The benchmark index Nifty 50 is down by over 5% since Friday 10th June 2022 on the grounds of high inflation data in the US, expected aggressive rate hike by US Federal Reserve, Interest rate hikes by RBI, and other several reasons. Let’s discuss more this current fall in the stock market and what are the impacts of the repo rate hike by RBI on the stock market in this article as we move ahead.
Impact of Repo Rate Hike on Stock Market:
- Repo rate is the rate at which the central bank of a country (Reserve Bank of India in case of India) lends money to commercial banks in the event of any shortfall of funds. Earlier, RBI stated that there will be an inflation of 5.7% in FY23 but within a month they have to change the inflation rate to 6.7% which means inflation is here and can stay for a long time which will have a big impact on stock markets.
- When the interest rate is increased then from the borrowers’ point of view all the loans like a vehicle, housing, personal, etc. will become expensive and the demand for all these loans will be down, Automatic sales of all these products will go down.

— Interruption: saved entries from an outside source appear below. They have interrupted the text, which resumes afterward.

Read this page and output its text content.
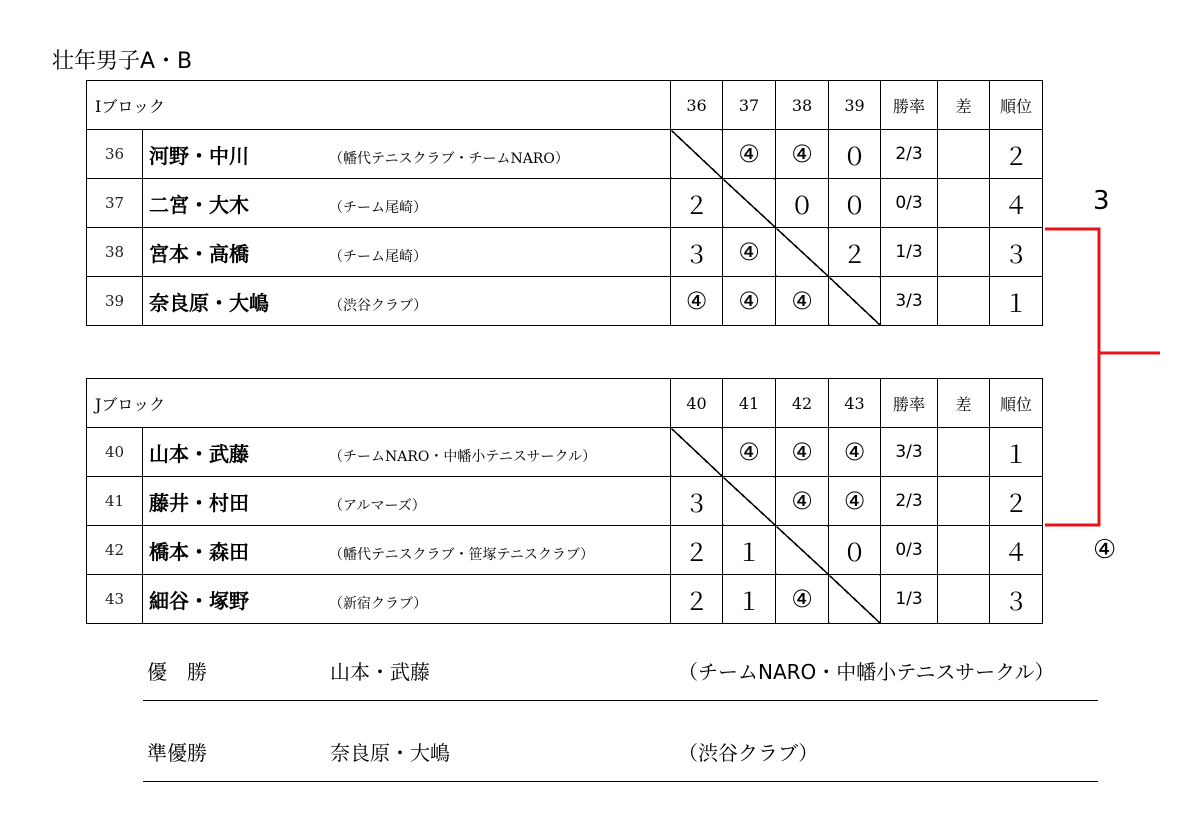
壮年男子A・B
Ⅰブロック		36	37	38	39	勝率	差	順位
36	河野・中川 （幡代テニスクラブ・チームNARO）		④	④	０	2/3		２
37	二宮・大木 （チーム尾崎）	２		０	０	0/3		４
38	宮本・高橋 （チーム尾崎）	３	④		２	1/3		３
39	奈良原・大嶋 （渋谷クラブ）	④	④	④		3/3		１
Jブロック		40	41	42	43	勝率	差	順位
40	山本・武藤 （チームNARO・中幡小テニスサークル）		④	④	④	3/3		１
41	藤井・村田 （アルマーズ）	３		④	④	2/3		２
42	橋本・森田 （幡代テニスクラブ・笹塚テニスクラブ）	２	１		０	0/3		４
43	細谷・塚野 （新宿クラブ）	２	１	④		1/3		３
3
④
優　勝	山本・武藤	（チームNARO・中幡小テニスサークル）
準優勝	奈良原・大嶋	（渋谷クラブ）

- Supply is already there and demand got killed so the price will go down. When the economy is vibrant the demand for this kind of product increases more and this ecosystem creates many jobs which ultimately increases the earning power of the people.
- If the volumes get reduces then it will impact the profitability of the companies, and the borrowing cost for corporates also go up. With lower revenue and rising cost, the profitability of the company got impacted.
- Decreased net profit will lead to a fall in EPS (Earning per share), when EPS is fall or growth is on the lower side then it will impact the stock price of the company. This will impact the overall broader market as every company will face this problem.
- There are always two types of correction that takes place one is price correction and another is time correction.
- In price correction, the price of the stock goes down or is corrected whereas in time correction the price of the stock remains at the same level.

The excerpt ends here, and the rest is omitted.